Stablecoins provide price stability to cryptocurrency investors and are typically backed by the United States dollar, the world’s primary reserve currency. Although there are less popular alternatives, many people may not be aware of them if they haven’t actively sought them out.

The euro ranks as the world’s second most widely held reserve currency, following the U.S. dollar and preceding the Chinese yuan, based on data from the International Monetary Fund. It serves as the official currency of the eurozone, which includes 20 out of 27 member states of the European Union (EU), and is used as the base currency by more than 300 million individuals.

Cryptocurrency trading platforms catering to users in EU countries commonly accept the euro. However, in the realm of stablecoins, euro-backed alternatives are not as prevalent as the most prominent options offered by top stablecoin providers. Most of the ones available are dollar-backed.

Euro-backed stablecoins from major issuers have not gained as much traction as their USD-backed counterparts. Tether and Circle, two of the largest stablecoin issuers, have released euro-backed stablecoins. However, Euro Tether (EURT), which has over 200 million tokens in circulation, pales in comparison to the 70.9 billion circulating tokens of its USD-backed counterpart, Tether (USDT).

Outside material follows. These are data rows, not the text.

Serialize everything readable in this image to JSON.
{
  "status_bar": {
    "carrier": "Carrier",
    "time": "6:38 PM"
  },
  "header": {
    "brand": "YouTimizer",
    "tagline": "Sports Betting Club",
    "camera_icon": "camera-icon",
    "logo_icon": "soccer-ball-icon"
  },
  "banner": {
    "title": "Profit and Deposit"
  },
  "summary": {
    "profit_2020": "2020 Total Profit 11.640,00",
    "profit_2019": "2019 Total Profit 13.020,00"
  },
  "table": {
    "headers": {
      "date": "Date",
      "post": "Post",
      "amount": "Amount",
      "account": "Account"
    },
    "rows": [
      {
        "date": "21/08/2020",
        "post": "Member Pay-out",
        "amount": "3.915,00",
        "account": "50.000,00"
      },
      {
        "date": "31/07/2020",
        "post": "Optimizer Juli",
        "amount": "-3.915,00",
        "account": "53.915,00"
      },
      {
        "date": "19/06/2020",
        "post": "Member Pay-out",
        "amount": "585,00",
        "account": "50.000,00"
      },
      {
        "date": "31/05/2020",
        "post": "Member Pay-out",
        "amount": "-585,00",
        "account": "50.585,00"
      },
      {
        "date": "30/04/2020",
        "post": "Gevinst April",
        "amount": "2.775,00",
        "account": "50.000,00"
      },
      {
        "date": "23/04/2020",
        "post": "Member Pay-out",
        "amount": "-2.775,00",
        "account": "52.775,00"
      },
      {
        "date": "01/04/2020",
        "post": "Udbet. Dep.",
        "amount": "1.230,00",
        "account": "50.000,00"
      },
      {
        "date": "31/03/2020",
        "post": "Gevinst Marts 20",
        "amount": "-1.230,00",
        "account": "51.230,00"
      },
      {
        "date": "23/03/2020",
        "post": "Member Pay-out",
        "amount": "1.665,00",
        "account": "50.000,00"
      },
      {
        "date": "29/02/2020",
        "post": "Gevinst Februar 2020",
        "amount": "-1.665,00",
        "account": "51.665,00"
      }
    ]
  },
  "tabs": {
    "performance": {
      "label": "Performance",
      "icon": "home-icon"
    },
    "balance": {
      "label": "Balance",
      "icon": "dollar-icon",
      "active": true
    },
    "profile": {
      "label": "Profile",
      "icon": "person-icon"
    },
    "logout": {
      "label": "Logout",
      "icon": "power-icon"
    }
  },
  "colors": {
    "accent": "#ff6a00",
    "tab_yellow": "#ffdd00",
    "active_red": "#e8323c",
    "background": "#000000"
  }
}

Likewise, Circle’s Euro Coin (EUROC) has a circulation of nearly 32 million tokens, while its USD-backed stablecoin, USD Coin, has a much larger supply of over 42 billion tokens in circulation. Recently EUROC got listed on Coinbase, a Nasdaq-listed cryptocurrency exchange.  

EUROC was launched in June 2022 and is less than one year old, whereas USDC was introduced in 2018 by the Centre Consortium, whose founding members include Circle and Coinbase.

The recent increase in interest rates has raised concerns about the resilience of certain eurozone economies to their effects. The European Central Bank has already elevated its rate to 2.5%, but it still falls significantly short of the current federal funds rate of 4.50% to 4.75% in the United States, a noteworthy difference.

There’s a question to be asked at this point. Could the widespread adoption of a euro stablecoin have a positive impact on the cryptocurrency industry? While increasing interest rates carry significant risks, they also create fresh opportunities, particularly for those with idle funds. Stablecoin providers such as Tether and Circle issue tokens that are backed by equivalent reserves, enabling them to profit from higher interest rates. However, stablecoins can only expand if there is sufficient user demand, despite the interest they generate.

The utility of a stablecoin as a reliable store of value, a means of remittance, and a safeguard against currency devaluation has the potential to enhance financial inclusion globally and stimulate demand for it. Let’s talk about this demand.

It’s safe to say when users buy more of a stablecoin, its reserves increase, which allows the managing company to generate additional cash through treasuries and other cash equivalents.

It would be reasonable to expect demand for a stablecoin backed by the euro and representing a blockchain-based version of the eurozone currency. There is presently a prevalence of stablecoins denominated in dollars, but a euro stablecoin would provide a means for individuals to hold their euros on-chain without taking on the EUR/USD currency risk.

Given the euro’s status as a global reserve currency, there is no reason why a euro-denominated stablecoin should not be able to compete with U.S. dollar-backed stablecoins, according to some experts. However, euro-based stablecoins must gain greater adoption before they become more prevalent, and regulatory approval for third-party euro coin issuance is a critical consideration.

The future of stablecoin development will be significantly impacted by the Markets in Crypto-Assets (MiCA) regulation, which is set to be voted on by the European Parliament in April. You should note that regulations are very key here. 

In the near future, the vote on MiCA will determine the regulatory framework for stablecoin issuers operating in the European Union, with potential implications for the broader cryptocurrency market. While some fear heavy regulation, increased regulation does not necessarily spell doom and gloom. Tether has expressed hope for greater regulation, emphasizing the need for regulatory clarity in the crypto market, especially for larger corporations, institutions, and fintech companies looking to enter the space.

Blockchain-based versions of fiat currencies offer several advantages over fiat currencies, thanks to their use of distributed ledger technology. As regulators address the risks associated with stablecoins, they should focus on promoting greater financial innovation and inclusion. Increased regulation can benefit stablecoin issuers and help modernize the payments system, increasing access to the financial system.